Ichiban

Written by Tom Fitzmorris November 28, 2012 15:47 in

Extinct Restaurants


Ichiban
Metairie: 1414 Veterans Blvd.
1989-1993

Ichiban's story is short but memorable. Twenty years gone, it tells us something about the current direction of Japanese dining around New Orleans.

The name--much used for other Japanese restaurants around the country--means "first." Not necessarily in the sense of "We're Number One!," although it can be used that way. It certainly could have been in this case, because Ichiban was as fine a Japanese establishment as has ever pleased New Orleans palates.

I suspect the intention of the owners was to denote Ichiban as the place where their restaurant business began. This was the original location of Shogun, the city's first sushi bar. A couple of other restaurants had served sushi, but when Shogun opened in 1981 it sported the first bar where chefs would slice the fish and create the cool tidbits before your eyes.

Shogun was excellent and still is.

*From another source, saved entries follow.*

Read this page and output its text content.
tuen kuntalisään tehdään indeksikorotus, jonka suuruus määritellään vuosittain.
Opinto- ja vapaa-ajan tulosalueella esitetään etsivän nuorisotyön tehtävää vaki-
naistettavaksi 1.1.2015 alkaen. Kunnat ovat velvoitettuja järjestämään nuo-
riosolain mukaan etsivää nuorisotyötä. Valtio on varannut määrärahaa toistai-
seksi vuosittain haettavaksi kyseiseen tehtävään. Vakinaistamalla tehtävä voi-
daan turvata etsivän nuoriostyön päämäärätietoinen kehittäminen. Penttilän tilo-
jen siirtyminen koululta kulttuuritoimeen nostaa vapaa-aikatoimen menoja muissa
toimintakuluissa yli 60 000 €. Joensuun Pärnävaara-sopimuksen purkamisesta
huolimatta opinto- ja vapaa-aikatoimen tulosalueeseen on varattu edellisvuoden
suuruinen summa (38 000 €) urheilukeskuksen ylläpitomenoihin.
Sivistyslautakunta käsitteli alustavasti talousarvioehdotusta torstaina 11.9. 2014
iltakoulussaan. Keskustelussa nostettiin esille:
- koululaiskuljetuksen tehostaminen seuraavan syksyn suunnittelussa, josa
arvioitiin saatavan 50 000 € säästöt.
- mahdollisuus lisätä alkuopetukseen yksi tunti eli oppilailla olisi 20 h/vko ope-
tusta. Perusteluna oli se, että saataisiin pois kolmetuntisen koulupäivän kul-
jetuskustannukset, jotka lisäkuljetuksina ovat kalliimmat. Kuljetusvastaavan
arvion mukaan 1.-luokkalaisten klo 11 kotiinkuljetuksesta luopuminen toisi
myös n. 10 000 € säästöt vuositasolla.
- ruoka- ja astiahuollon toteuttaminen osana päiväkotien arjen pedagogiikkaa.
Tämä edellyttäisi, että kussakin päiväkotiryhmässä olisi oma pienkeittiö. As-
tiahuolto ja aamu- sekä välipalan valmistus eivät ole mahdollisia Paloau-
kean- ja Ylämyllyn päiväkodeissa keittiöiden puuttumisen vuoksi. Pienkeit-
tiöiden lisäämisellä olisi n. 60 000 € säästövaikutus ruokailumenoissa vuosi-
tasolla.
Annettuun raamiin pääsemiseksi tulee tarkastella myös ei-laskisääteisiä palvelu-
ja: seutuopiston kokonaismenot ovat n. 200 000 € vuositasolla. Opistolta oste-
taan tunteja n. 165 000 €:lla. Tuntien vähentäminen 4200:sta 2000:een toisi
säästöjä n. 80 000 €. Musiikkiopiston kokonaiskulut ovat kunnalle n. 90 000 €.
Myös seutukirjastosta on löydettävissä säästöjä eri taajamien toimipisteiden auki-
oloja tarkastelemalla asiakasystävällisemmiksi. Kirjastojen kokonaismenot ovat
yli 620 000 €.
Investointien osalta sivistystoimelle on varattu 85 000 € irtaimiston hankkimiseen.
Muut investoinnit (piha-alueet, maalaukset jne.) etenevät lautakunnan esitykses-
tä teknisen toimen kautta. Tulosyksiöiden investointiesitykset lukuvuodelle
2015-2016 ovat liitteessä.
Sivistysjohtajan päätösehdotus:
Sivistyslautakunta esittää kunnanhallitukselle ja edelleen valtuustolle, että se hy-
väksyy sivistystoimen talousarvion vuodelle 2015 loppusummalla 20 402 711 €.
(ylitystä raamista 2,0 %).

In the early 1980s, sushi's time had come. Trend-aware Baby Boomers descended upon it as The Next Groove. After a few years, Shogun was so busy that it moved to the cavernous former Shakey's Pizza a few blocks up Veterans Highway, where it remains to this day.

I guess Peggy Kamata still had time on Shogun's lease at 1414. Instead of shutting it down or maintaining two Shoguns in the same neighborhood, the Kamatas rebranded their first place Ichiban, and it kept on going.

Where it went was upscale. Ichiban's menu was more ambitious, and its long, shallow dining room was quieter and less busy. These were the days when most of us approached sushi with a certain Oriental reverence. The bright, mirrored room had an L-shaped sushi bar near the door. Elegant bare-wood tables filled the rest of the space.

The sushi and sashimi remained solidly superior for freshness, eye appeal, temperature, and flavor. The variety available was consistently large and interesting. The sushi chefs were frank about what they thought was especially good, and unusually friendly. The chefs often slipped you a sample of something offbeat and delectable. Ichiban was the first place I saw uni (sea urchin gonads). And where I acquired a taste for them.

All of that contributed to a vaunted reputation among sushi lovers that Shogun was as good as ever, but Ichiban was even better.

And there was more. Ichiban performed a range of non-sushi Japanese cooking that few other restaurants even tried. Tableside preparations of sukiyaki, shabu shabu, and yosenabe were particularly outstanding. They involve thin slices of beef (or seafood, in the yosenabe). You would cook them yourself in pans of simmering stock at the table. The raw materials were beautiful, and the waitresses (few male servers worked in Japanese restaurants back then) took delight in setting up the repast and explaining it.

Those dishes and many other items on Ichiban's menu have become rare in Japanese restaurants. Shogun still does them, and a few Vietnamese places cook similar dishes. But I can't say I recall a Japanese restaurant that gave me more pleasure than Ichiban did.

But trends in the public taste made themselves apparent, and Ichiban shut down after a few years. And now we have lots of sushi bars with little else besides sushi, tempura, and teriyaki. Which represents a decline in their menus' appeal. But you can't fight the market, can you?